In particular, if *N* is a multiple of *w*, then m = 0, so the above expression reduces to (2).

The expression is valid for any length  $N \ge 2w - 1$ , removing the requirement that N is an integer multiple of w. The lower bound on N is necessary if we wish to recover the first w bits of the key, as we need to have  $r + w \le N$  for each r with  $0 \le r \le w - 1$  in order to have elements in  $S_r$ .

Suppose that the original measurements were not able to recover the bits in  $S_r$  because they were all identical. By repeating measurements with a window of size w + 1, the algorithm either recovers all bits in the sequence  $S'_r = (K_r, K_{w+1+r}, K_{2(w+1)+r}, ...)$ or shows that they too are identical (here, under the assumption that  $N \ge 2w + 1$ ). In the first case, the algorithm recovers  $K_r$ , and hence  $S_r$  since all its bits are identical. In the second case, where all bits in  $S'_r$  are also identical, the entire key consists of a single repeated bit (i.e., all ones or all zeroes).
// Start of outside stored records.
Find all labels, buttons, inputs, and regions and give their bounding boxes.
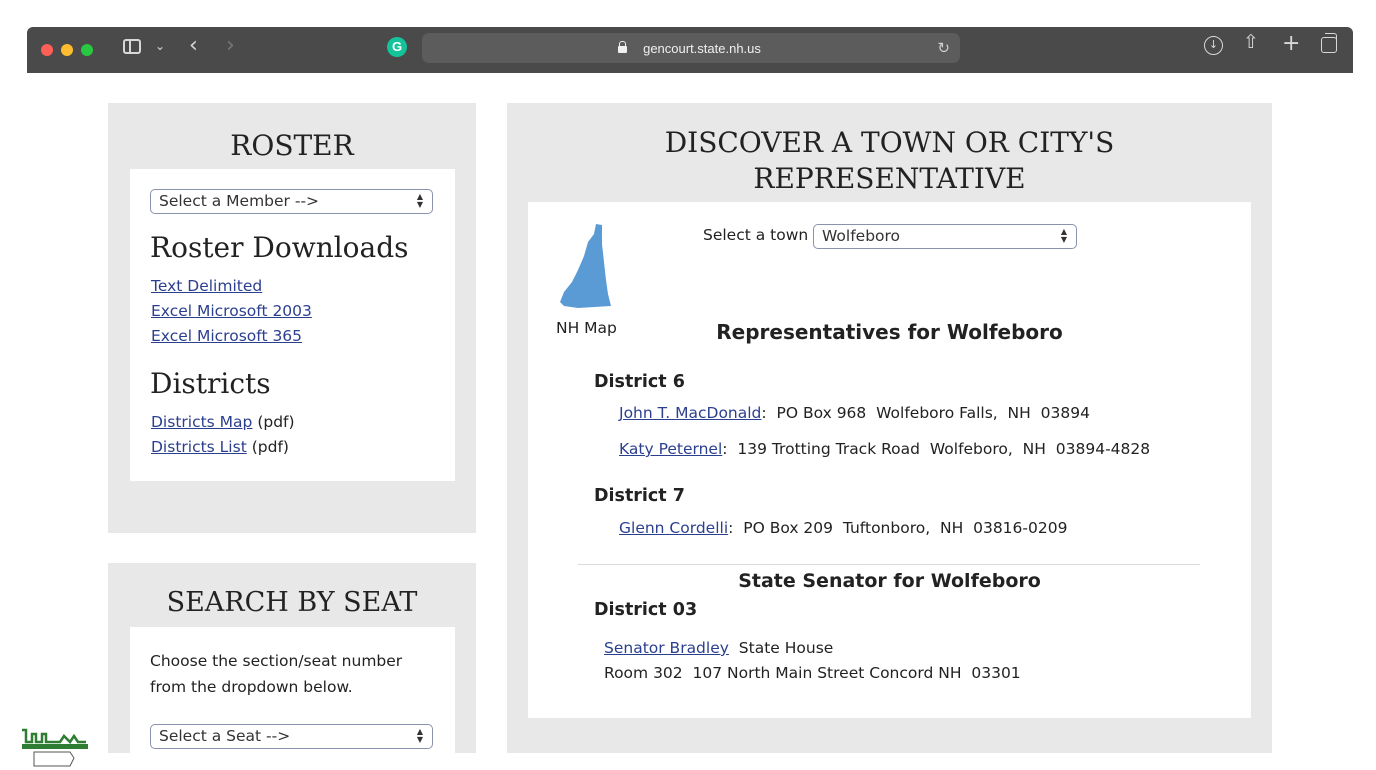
senator-address-line1: State House xyxy=(728,639,834,657)
senator-district-heading: District 03 xyxy=(594,600,698,620)
tab-overview-icon[interactable] xyxy=(1321,33,1337,53)
nh-map-image[interactable] xyxy=(558,222,616,308)
town-select-label: Select a town xyxy=(703,226,809,244)
search-by-seat-card: Choose the section/seat number from the … xyxy=(130,627,455,757)
district-7-heading: District 7 xyxy=(594,486,685,506)
excel-365-link[interactable]: Excel Microsoft 365 xyxy=(151,327,302,345)
rep-katy-peternel-link[interactable]: Katy Peternel xyxy=(619,440,722,458)
seat-instructions-line1: Choose the section/seat number xyxy=(150,652,403,670)
rep-address: : 139 Trotting Track Road Wolfeboro, NH … xyxy=(722,440,1151,458)
select-arrows-icon: ▲ ▼ xyxy=(416,727,424,744)
excel-2003-link[interactable]: Excel Microsoft 2003 xyxy=(151,302,312,320)
member-select[interactable]: Select a Member --> ▲ ▼ xyxy=(150,189,433,214)
discover-representative-panel: DISCOVER A TOWN OR CITY'S REPRESENTATIVE… xyxy=(507,103,1272,753)
sidebar-toggle-icon[interactable] xyxy=(123,39,141,54)
districts-list-link[interactable]: Districts List xyxy=(151,438,247,456)
discover-title-line1: DISCOVER A TOWN OR CITY'S xyxy=(664,126,1115,159)
rep-row: John T. MacDonald: PO Box 968 Wolfeboro … xyxy=(619,404,1090,422)
rep-row: Glenn Cordelli: PO Box 209 Tuftonboro, N… xyxy=(619,519,1067,537)
section-divider xyxy=(578,564,1200,565)
close-window-button[interactable] xyxy=(41,44,53,56)
roster-panel: ROSTER Select a Member --> ▲ ▼ Roster Dow… xyxy=(108,103,476,533)
reps-heading: Representatives for Wolfeboro xyxy=(528,320,1251,344)
reload-icon[interactable]: ↻ xyxy=(937,39,950,57)
discover-title: DISCOVER A TOWN OR CITY'S REPRESENTATIVE xyxy=(507,125,1272,197)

This is because  $K_r = K_{w+1+r} = K_{r+1 \pmod{w}}$ , and  $K_r = K_{2(w+1)+r} = K_{r+2 \pmod{w}}$ , etc. Note that the size of  $S'_r$ might be too small to cover the all the residues mod w by itself, but varying r allows us to recover all of  $K_0, \ldots, K_{w-1}$  with probability 1 if there are at least 2 different bits in the key, or to determine that the key consists of the same repeated bit.

For a window of size w, we need N - w + 1 measurements, but this can be accomplished in only w independent runs of the experiment. Run r is responsible for collecting the measurements for the parts of the key that start with  $K_{r+w\cdot i}$  for some i. For example, run 1 measures the Hamming weight of the key bits  $(K_1, \ldots, K_w)$ , and  $(K_{w+1}, \ldots, K_{2w})$ , etc. As there is no overlap in the bits used, these measurements can be completed in a single run. Thus, using both window sizes, and to fully determine all the bits of a key, one needs to take

$$(N - w + 1) + (N - (w + 1) + 1) = 2N - 2w + 1$$

measurements over just

$$w + (w + 1) = 2w + 1$$

runs, showing that this key-recovery algorithm is efficient. In other words, the key only needs to be repeated 2w + 1 times to be fully leaked.